These rules are called "operator precedence."

I bet most readers feel they have a decent grasp on operator precedence. But as with everything else we've covered in this book series, we're going to poke and prod at that understanding to see just how solid it really is, and hopefully learn a few new things along the way.

Recall the example from above:

var a = 42, b;
b = ( a++, a );

a;  // 43
b;  // 43

But what would happen if we remove the ( )?

var a = 42, b;
b = a++, a;

a;  // 43
b;  // 42

Wait! Why did that change the value assigned to b?

Because the , operator has a lower precedence than the = operator. So, b = a++, a is interpreted as (b = a++), a. Because (as we explained earlier) a++ has after side effects, the assigned value to b is the value 42 before the ++ changes a.

This is just a simple matter of needing to understand operator precedence. If you're going to use , as a statement-series operator, it's important to know that it actually has the lowest precedence. Every other operator will more tightly bind than , will.

Now, recall this example from above:

if (str && (matches = str.match( /[aeiou]/g ))) {
    // ..
}

We said the ( ) around the assignment is required, but why? Because && has higher precedence than =, so without the ( ) to force the binding, the expression would instead be treated as (str && matches) = str.match... But this would be an error, because the result of (str && matches) isn't going to be a variable, but instead a value (in this case undefined), and so it can't be the left-hand side of an = assignment!

OK, so you probably think you've got this operator precedence thing down.

Let's move on to a more complex example (which we'll carry throughout the next several sections of this chapter) to really test your understanding:

var a = 42;
var b = "foo";
var c = false;

var d = a && b || c ? c || b ? a : c && b : a;

d;      // ??

OK, evil, I admit it. No one would write a string of expressions like that, right? Probably not, but we're going to use it to examine various issues around chaining multiple operators together, which is a very common task.

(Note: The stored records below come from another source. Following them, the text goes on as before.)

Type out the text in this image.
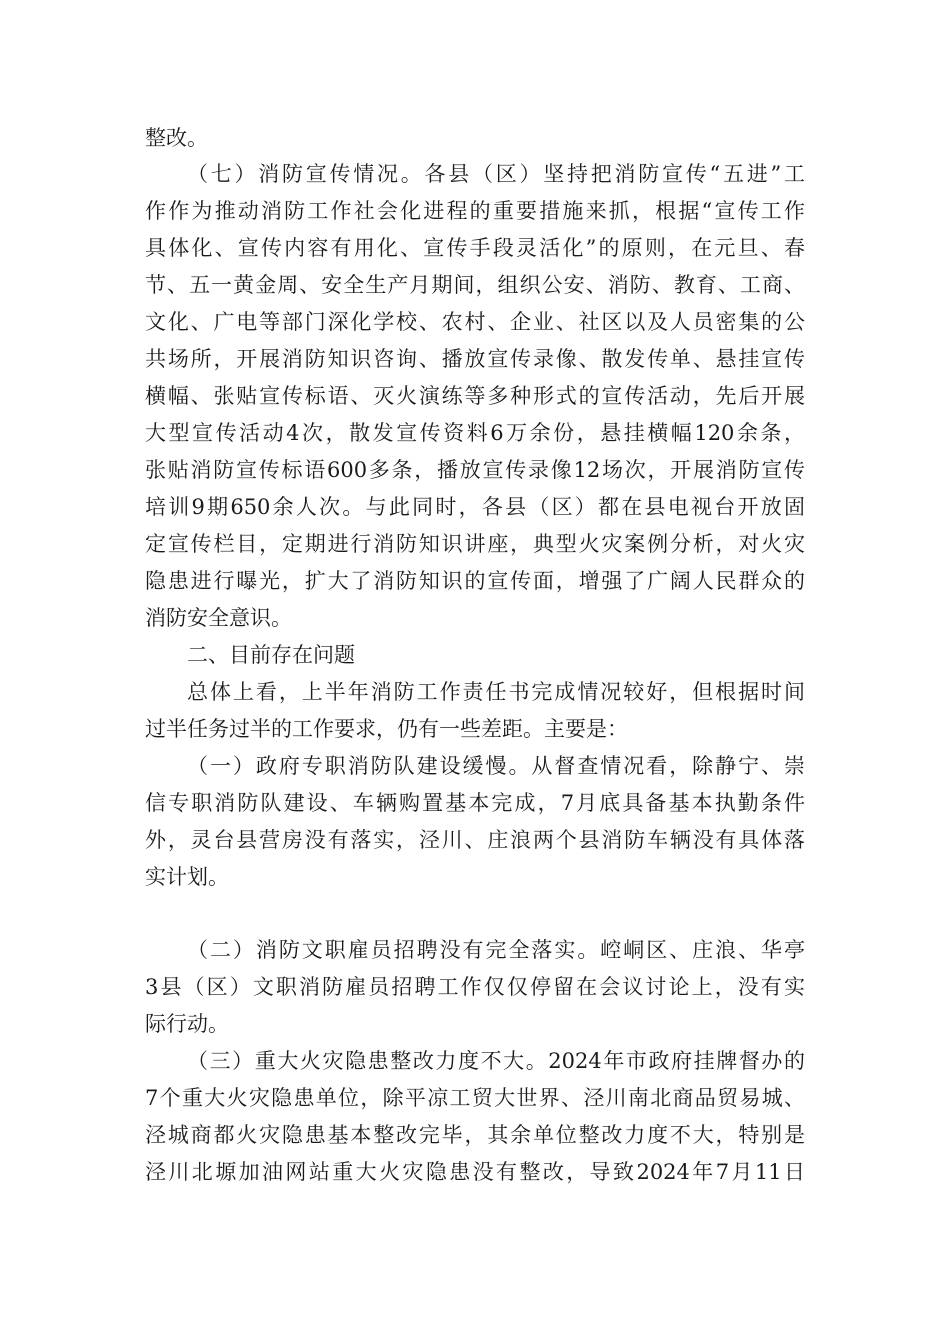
整改。
（七）消防宣传情况。各县（区）坚持把消防宣传“五进”工
作作为推动消防工作社会化进程的重要措施来抓，根据“宣传工作
具体化、宣传内容有用化、宣传手段灵活化”的原则，在元旦、春
节、五一黄金周、安全生产月期间，组织公安、消防、教育、工商、
文化、广电等部门深化学校、农村、企业、社区以及人员密集的公
共场所，开展消防知识咨询、播放宣传录像、散发传单、悬挂宣传
横幅、张贴宣传标语、灭火演练等多种形式的宣传活动，先后开展
大型宣传活动4次，散发宣传资料6万余份，悬挂横幅120余条，
张贴消防宣传标语600多条，播放宣传录像12场次，开展消防宣传
培训9期650余人次。与此同时，各县（区）都在县电视台开放固
定宣传栏目，定期进行消防知识讲座，典型火灾案例分析，对火灾
隐患进行曝光，扩大了消防知识的宣传面，增强了广阔人民群众的
消防安全意识。
二、目前存在问题
总体上看，上半年消防工作责任书完成情况较好，但根据时间
过半任务过半的工作要求，仍有一些差距。主要是：
（一）政府专职消防队建设缓慢。从督查情况看，除静宁、崇
信专职消防队建设、车辆购置基本完成，7月底具备基本执勤条件
外，灵台县营房没有落实，泾川、庄浪两个县消防车辆没有具体落
实计划。
（二）消防文职雇员招聘没有完全落实。崆峒区、庄浪、华亭
3县（区）文职消防雇员招聘工作仅仅停留在会议讨论上，没有实
际行动。
（三）重大火灾隐患整改力度不大。2024年市政府挂牌督办的
7个重大火灾隐患单位，除平凉工贸大世界、泾川南北商品贸易城、
泾城商都火灾隐患基本整改完毕，其余单位整改力度不大，特别是
泾川北塬加油网站重大火灾隐患没有整改，导致2024年7月11日
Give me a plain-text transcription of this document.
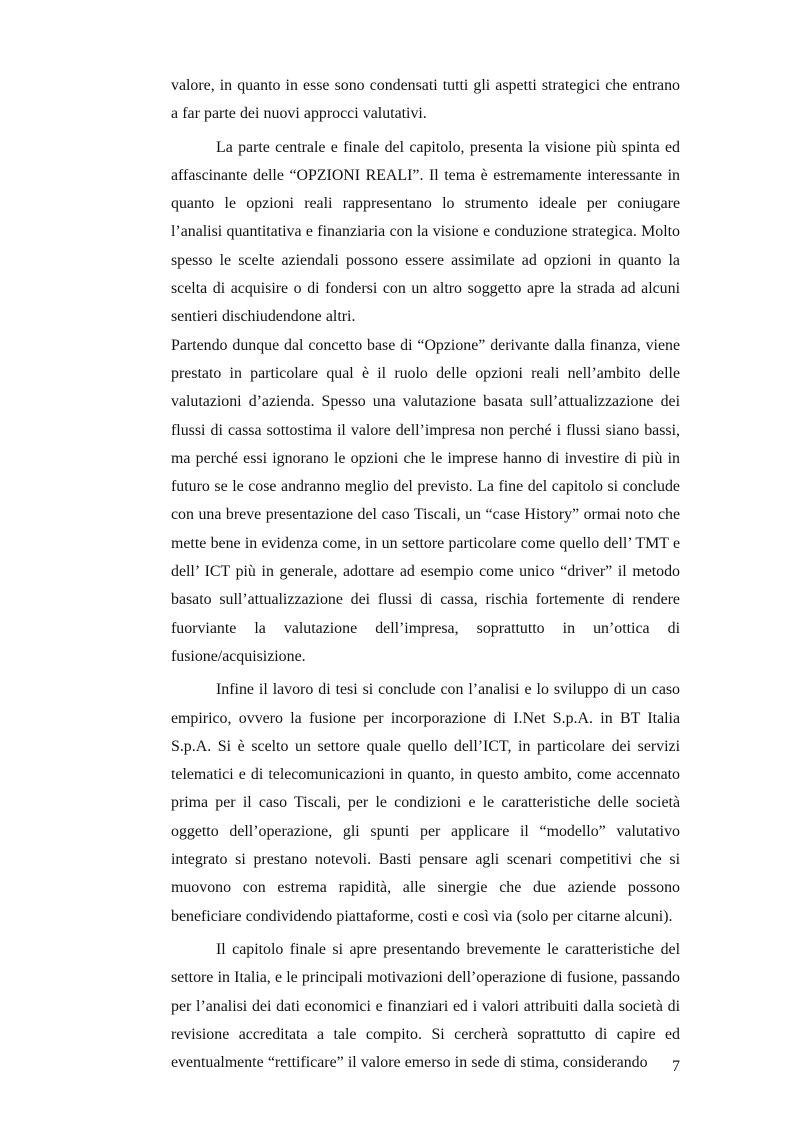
valore, in quanto in esse sono condensati tutti gli aspetti strategici che entrano a far parte dei nuovi approcci valutativi.

La parte centrale e finale del capitolo, presenta la visione più spinta ed affascinante delle “OPZIONI REALI”. Il tema è estremamente interessante in quanto le opzioni reali rappresentano lo strumento ideale per coniugare l’analisi quantitativa e finanziaria con la visione e conduzione strategica. Molto spesso le scelte aziendali possono essere assimilate ad opzioni in quanto la scelta di acquisire o di fondersi con un altro soggetto apre la strada ad alcuni sentieri dischiudendone altri.

Partendo dunque dal concetto base di “Opzione” derivante dalla finanza, viene prestato in particolare qual è il ruolo delle opzioni reali nell’ambito delle valutazioni d’azienda. Spesso una valutazione basata sull’attualizzazione dei flussi di cassa sottostima il valore dell’impresa non perché i flussi siano bassi, ma perché essi ignorano le opzioni che le imprese hanno di investire di più in futuro se le cose andranno meglio del previsto. La fine del capitolo si conclude con una breve presentazione del caso Tiscali, un “case History” ormai noto che mette bene in evidenza come, in un settore particolare come quello dell’ TMT e dell’ ICT più in generale, adottare ad esempio come unico “driver” il metodo basato sull’attualizzazione dei flussi di cassa, rischia fortemente di rendere fuorviante la valutazione dell’impresa, soprattutto in un’ottica di fusione/acquisizione.

Infine il lavoro di tesi si conclude con l’analisi e lo sviluppo di un caso empirico, ovvero la fusione per incorporazione di I.Net S.p.A. in BT Italia S.p.A. Si è scelto un settore quale quello dell’ICT, in particolare dei servizi telematici e di telecomunicazioni in quanto, in questo ambito, come accennato prima per il caso Tiscali, per le condizioni e le caratteristiche delle società oggetto dell’operazione, gli spunti per applicare il “modello” valutativo integrato si prestano notevoli. Basti pensare agli scenari competitivi che si muovono con estrema rapidità, alle sinergie che due aziende possono beneficiare condividendo piattaforme, costi e così via (solo per citarne alcuni).

Il capitolo finale si apre presentando brevemente le caratteristiche del settore in Italia, e le principali motivazioni dell’operazione di fusione, passando per l’analisi dei dati economici e finanziari ed i valori attribuiti dalla società di revisione accreditata a tale compito. Si cercherà soprattutto di capire ed eventualmente “rettificare” il valore emerso in sede di stima, considerando	7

The result above is 42. But that's not nearly as interesting as how we can figure out that answer without just plugging it into a JS program to let JavaScript sort it out.

Let's dig in.

The first question -- it may not have even occurred to you to ask -- is, does the first part (a && b || c) behave like (a && b) || c or like a && (b || c)? Do you know for certain? Can you even convince yourself they are actually different?

(false && true) || true;    // true
false && (true || true);    // false

So, there's proof they're different. But still, how does false && true || true behave? The answer:

false && true || true;      // true
(false && true) || true;    // true

So we have our answer. The && operator is evaluated first and the || operator is evaluated second.

But is that just because of left-to-right processing? Let's reverse the order of operators:

true || false && false;     // true

(true || false) && false;   // false -- nope
true || (false && false);   // true -- winner, winner!

Now we've proved that && is evaluated first and then ||, and in this case that was actually counter to generally expected left-to-right processing.

So what caused the behavior? Operator precedence.

Every language defines its own operator precedence list. It's dismaying, though, just how uncommon it is that JS developers have read JS's list.

If you knew it well, the above examples wouldn't have tripped you up in the slightest, because you'd already know that && is more precedent than ||. But I bet a fair amount of readers had to think about it a little bit.

Note: Unfortunately, the JS spec doesn't really have its operator precedence list in a convenient, single location. You have to parse through and understand all the grammar rules. So we'll try to lay out the more common and useful bits here in a more convenient format. For a complete list of operator precedence, see "Operator Precedence" on the MDN site (* https://developer.mozilla.org/en-US/docs/Web/JavaScript/Reference/Operators/Operator_Precedence).

Short Circuited

In Chapter 4, we mentioned in a side note the "short circuiting" nature of operators like && and ||. Let's revisit that in more detail now.

For both && and || operators, the right-hand operand will not be evaluated if the left-hand operand is sufficient to determine the outcome of the operation. Hence, the name "short circuited" (in that if possible, it will take an early shortcut out).

For example, with a && b, b is not evaluated if a is falsy, because the result of the && operand is already certain, so there's no point in bothering to check b. Likewise, with a || b, if a is truthy, the result of the operand is already certain, so there's no reason to check b.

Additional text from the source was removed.